“This is indeed a very important — and emerging — topic,” Stéphanie Bachand, the top court’s executive legal officer and chief of staff to Chief Justice of Canada Richard Wagner said, in response to questions from Law360 Canada. “The Supreme Court of Canada is currently considering the matter, in order to decide whether to move forward with a directive or policy on the use of AI.”
Bachand confirmed that among the issues the Supreme Court of Canada is considering is what policy might apply internally to govern AI use by the apex court’s judges and staff.
The first known Canadian courts to publicly address AI use by litigants and the bar were the Manitoba Court of King’s Bench, which broke new ground nationally by issuing a directive June 23 mandating disclosure to the court of AI use in court materials, followed three days later by the Yukon Supreme Court, which issued a somewhat more broadly worded “practice direction” titled “Use of Artificial Intelligence Tools.”
These cutting-edge legal developments could be a harbinger of an emerging trend in Canada toward judicial regulation of AI use in court submissions by counsel and litigants.
The move is all the more significant for the bar since law societies have yet to issue specific guidance or express rules about lawyers’ use in court of AI-assisted submissions and documents — arguably, a professional regulatory vacuum, if not a gap, for law societies to fill.
“Artificial intelligence is rapidly evolving,” Yukon Supreme Court Justice Suzanne Duncan wrote in a two-paragraph practice direction June 26. “Cases in other jurisdictions have arisen where it has been used for legal research or submissions in court,” she said. “There are legitimate concerns about the reliability and accuracy of the information generated from the use of artificial intelligence. As a result if any counsel or party relies on artificial intelligence (such as ChatGPT or any other artificial intelligence platform) for their legal research or submissions in any matter in any form before the court, they must advise the court of the tool used and for what purpose.”
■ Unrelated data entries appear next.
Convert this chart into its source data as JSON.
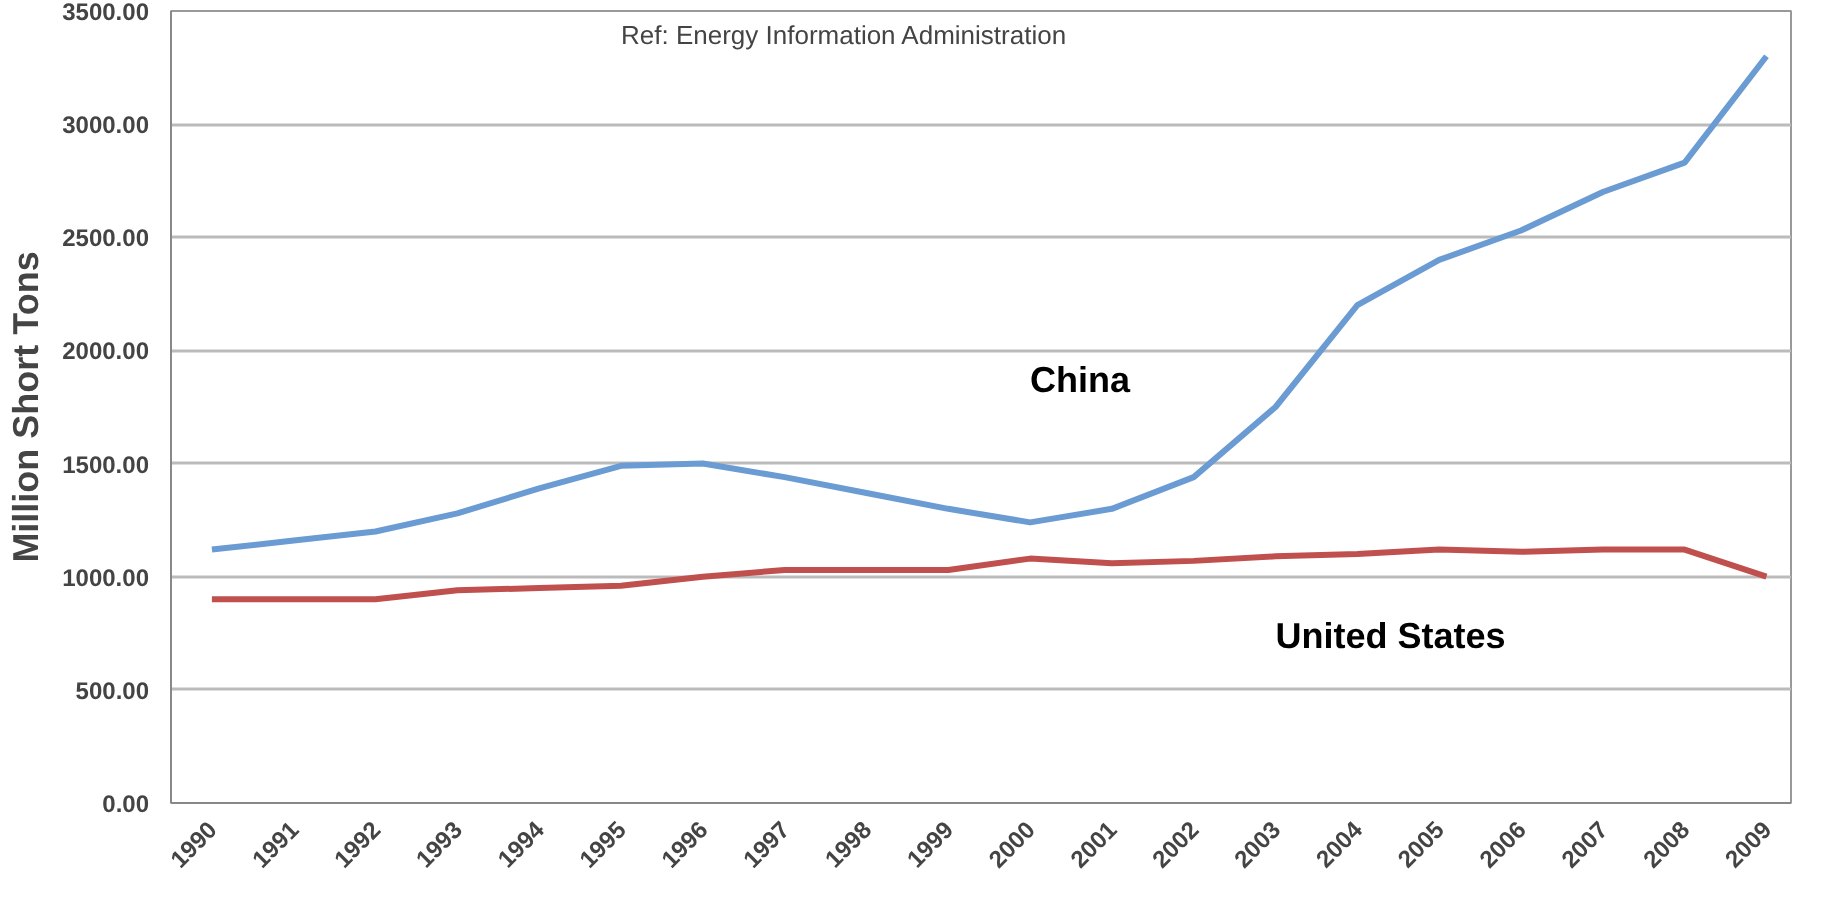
{
  "chart_data": {
    "type": "line",
    "ylabel": "Million Short Tons",
    "annotations": [
      "Ref: Energy Information Administration"
    ],
    "categories": [
      "1990",
      "1991",
      "1992",
      "1993",
      "1994",
      "1995",
      "1996",
      "1997",
      "1998",
      "1999",
      "2000",
      "2001",
      "2002",
      "2003",
      "2004",
      "2005",
      "2006",
      "2007",
      "2008",
      "2009"
    ],
    "series": [
      {
        "name": "China",
        "color": "#6a9bd3",
        "values": [
          1120,
          1160,
          1200,
          1280,
          1390,
          1490,
          1500,
          1440,
          1370,
          1300,
          1240,
          1300,
          1440,
          1750,
          2200,
          2400,
          2530,
          2700,
          2830,
          3300
        ]
      },
      {
        "name": "United States",
        "color": "#c0504d",
        "values": [
          900,
          900,
          900,
          940,
          950,
          960,
          1000,
          1030,
          1030,
          1030,
          1080,
          1060,
          1070,
          1090,
          1100,
          1120,
          1110,
          1120,
          1120,
          1000
        ]
      }
    ],
    "ylim": [
      0,
      3500
    ],
    "yticks": [
      {
        "value": 0,
        "label": "0.00"
      },
      {
        "value": 500,
        "label": "500.00"
      },
      {
        "value": 1000,
        "label": "1000.00"
      },
      {
        "value": 1500,
        "label": "1500.00"
      },
      {
        "value": 2000,
        "label": "2000.00"
      },
      {
        "value": 2500,
        "label": "2500.00"
      },
      {
        "value": 3000,
        "label": "3000.00"
      },
      {
        "value": 3500,
        "label": "3500.00"
      }
    ],
    "grid": "y",
    "marker": "none",
    "line_style": "solid"
  }
}
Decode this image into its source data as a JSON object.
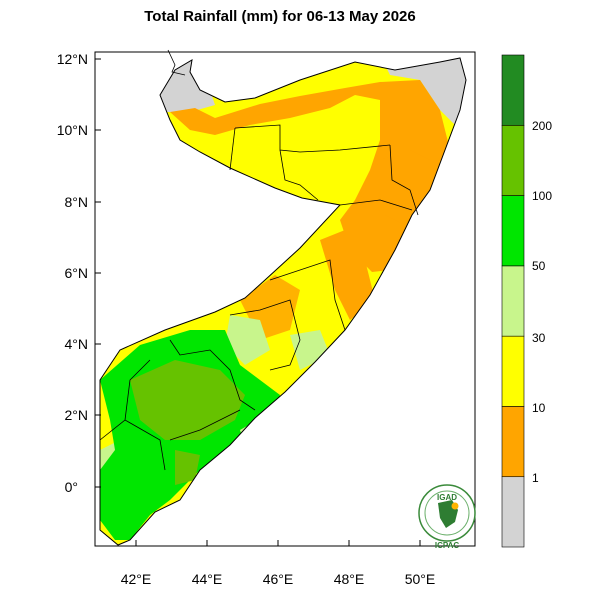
{
  "title": "Total Rainfall (mm) for 06-13 May 2026",
  "map": {
    "y_ticks": [
      "12°N",
      "10°N",
      "8°N",
      "6°N",
      "4°N",
      "2°N",
      "0°"
    ],
    "x_ticks": [
      "42°E",
      "44°E",
      "46°E",
      "48°E",
      "50°E"
    ]
  },
  "legend": {
    "unit": "mm",
    "bins": [
      {
        "range": "<1",
        "color": "#d3d3d3"
      },
      {
        "range": "1-10",
        "color": "#ffa500"
      },
      {
        "range": "10-30",
        "color": "#ffff00"
      },
      {
        "range": "30-50",
        "color": "#c8f58c"
      },
      {
        "range": "50-100",
        "color": "#00e600"
      },
      {
        "range": "100-200",
        "color": "#66c200"
      },
      {
        "range": ">200",
        "color": "#228b22"
      }
    ],
    "labels": [
      "1",
      "10",
      "30",
      "50",
      "100",
      "200"
    ]
  },
  "logo": {
    "top_text": "IGAD",
    "bottom_text": "ICPAC"
  }
}
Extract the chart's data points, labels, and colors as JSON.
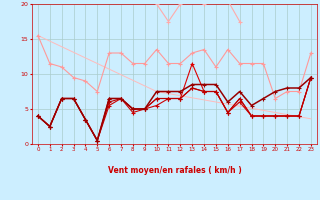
{
  "x": [
    0,
    1,
    2,
    3,
    4,
    5,
    6,
    7,
    8,
    9,
    10,
    11,
    12,
    13,
    14,
    15,
    16,
    17,
    18,
    19,
    20,
    21,
    22,
    23
  ],
  "line_trend": [
    15.5,
    14.7,
    13.9,
    13.1,
    12.3,
    11.5,
    10.7,
    9.9,
    9.1,
    8.3,
    7.5,
    7.2,
    6.9,
    6.6,
    6.3,
    6.0,
    5.7,
    5.4,
    5.1,
    4.8,
    4.5,
    4.2,
    3.9,
    3.6
  ],
  "line_highpink": [
    null,
    null,
    null,
    null,
    null,
    null,
    null,
    null,
    null,
    null,
    20.0,
    17.5,
    20.0,
    21.0,
    20.0,
    20.5,
    20.5,
    17.5,
    null,
    null,
    null,
    null,
    null,
    null
  ],
  "line_medpink": [
    15.5,
    11.5,
    11.0,
    9.5,
    9.0,
    7.5,
    13.0,
    13.0,
    11.5,
    11.5,
    13.5,
    11.5,
    11.5,
    13.0,
    13.5,
    11.0,
    13.5,
    11.5,
    11.5,
    11.5,
    6.5,
    7.5,
    7.5,
    13.0
  ],
  "line_r1": [
    4.0,
    2.5,
    6.5,
    6.5,
    3.5,
    0.5,
    6.5,
    6.5,
    5.0,
    5.0,
    6.5,
    6.5,
    6.5,
    11.5,
    7.5,
    7.5,
    4.5,
    6.5,
    4.0,
    4.0,
    4.0,
    4.0,
    4.0,
    9.5
  ],
  "line_r2": [
    4.0,
    2.5,
    6.5,
    6.5,
    3.5,
    0.5,
    5.5,
    6.5,
    4.5,
    5.0,
    5.5,
    6.5,
    6.5,
    8.0,
    7.5,
    7.5,
    4.5,
    6.0,
    4.0,
    4.0,
    4.0,
    4.0,
    4.0,
    9.5
  ],
  "line_r3": [
    4.0,
    2.5,
    6.5,
    6.5,
    3.5,
    0.5,
    6.0,
    6.5,
    5.0,
    5.0,
    6.5,
    6.5,
    6.5,
    8.0,
    7.5,
    7.5,
    4.5,
    6.5,
    4.0,
    4.0,
    4.0,
    4.0,
    4.0,
    9.5
  ],
  "line_r4": [
    4.0,
    2.5,
    6.5,
    6.5,
    3.5,
    0.5,
    6.5,
    6.5,
    5.0,
    5.0,
    7.5,
    7.5,
    7.5,
    8.5,
    8.5,
    8.5,
    6.0,
    7.5,
    5.5,
    6.5,
    7.5,
    8.0,
    8.0,
    9.5
  ],
  "arrows": [
    "←",
    "↖",
    "↗",
    "↖",
    "↖",
    "↙",
    "↙",
    "↓",
    "→",
    "→",
    "↗",
    "↗",
    "↓",
    "↓",
    "↓",
    "↓",
    "↓",
    "↘",
    "←",
    "←",
    "↓",
    "↘",
    "←",
    "←"
  ],
  "xlabel": "Vent moyen/en rafales ( km/h )",
  "ylim": [
    0,
    20
  ],
  "xlim": [
    -0.5,
    23.5
  ],
  "bg_color": "#cceeff",
  "grid_color": "#aacccc",
  "color_trend": "#ffbbbb",
  "color_highpink": "#ffaaaa",
  "color_medpink": "#ff9999",
  "color_dark1": "#dd0000",
  "color_dark2": "#cc0000",
  "color_dark3": "#bb0000",
  "color_dark4": "#990000"
}
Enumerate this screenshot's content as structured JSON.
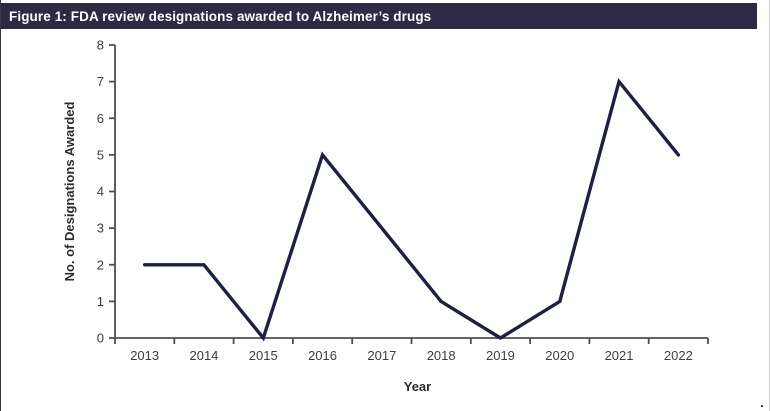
{
  "figure": {
    "title": "Figure 1: FDA review designations awarded to Alzheimer’s drugs"
  },
  "colors": {
    "title_bar_bg": "#2e2a44",
    "title_text": "#ffffff",
    "series_line": "#1c2043",
    "axis_line": "#4f4f4f",
    "tick_label": "#3d3d3d",
    "axis_title": "#2b2b2b"
  },
  "chart_data": {
    "type": "line",
    "title": "Figure 1: FDA review designations awarded to Alzheimer’s drugs",
    "categories": [
      "2013",
      "2014",
      "2015",
      "2016",
      "2017",
      "2018",
      "2019",
      "2020",
      "2021",
      "2022"
    ],
    "values": [
      2,
      2,
      0,
      5,
      3,
      1,
      0,
      1,
      7,
      5
    ],
    "xlabel": "Year",
    "ylabel": "No. of Designations Awarded",
    "ylim": [
      0,
      8
    ],
    "ytick_step": 1,
    "grid": false,
    "legend_position": "none"
  }
}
In a one-paragraph directive, titled “Use of artificial intelligence in court submissions,” Manitoba Court of King’s Bench Chief Justice Glenn Joyal wrote, in part: “While it is impossible at this time to completely and accurately predict how artificial intelligence may develop or how to exactly define the responsible use of artificial intelligence in court cases, there are legitimate concerns about the reliability and accuracy of the information generated from the use of artificial intelligence. To address these concerns, when artificial intelligence has been used in the preparation of materials filed with the court, the materials must indicate how artificial intelligence was used.”
Litigator Eugene Meehan of Ottawa’s Supreme Advocacy LLP, a leading Supreme Court of Canada agent and the top court’s former executive legal officer, questioned whether courts should issue directives at this time related to litigants’ and lawyers’ use of AI in preparing court submissions. He also called law societies’ silence on the issue “troubling.”
Eugene Meehan, Supreme Advocacy LLP
“These AI practice directives appear premature and overly general to be of great assistance in terms of actually providing direction to practitioners in the field/metaverse,” he suggested. “Some degree of AI or machine-learning may already be present in a range of commonly used tools, and it is unclear when and what needs to be disclosed.”
By way of example, Meehan said some Supreme Advocacy LLP lawyers use Grammarly, “a spellcheck on steroids. Grammarly employs AI to improve the tool’s suggestions on making one’s writing more effective. Do we have to advise the court that this type of AI tool was used? Spellcheck, that’s AI too.”
“Perhaps these practice directives can be interpreted as a call to push ‘pause,’ and ensure that Canadian society and Canadian jurists reach an appropriate consensus about the reliability and regulation of AI in the justice system?” he asked. “Until the directives on AI are more clear, is there some risk they cause confusion and do more harm than good?”
Meehan speculated whether the initial AI directives “are a reaction to the stories out of the U.S. of lawyers relying too heavily on ChatGPT for research, to the point where they use cases that do not exist? If that is the particular mischief that is being targeted here, the directives on AI can say so.”
Two lawyers faced a sanctions hearing before a New York judge last month, after the court discovered half-a-dozen “bogus,” i.e. non-existent, precedents the law firm had cited in a personal injury case, based on legal research using the ChatGPT.
The litigator with 30 years at the bar, who was responsible for the legal research, told the court he didn’t know that ChatGPT could produce fake content, and pledged not to use AI for legal research in future without verifying its authenticity.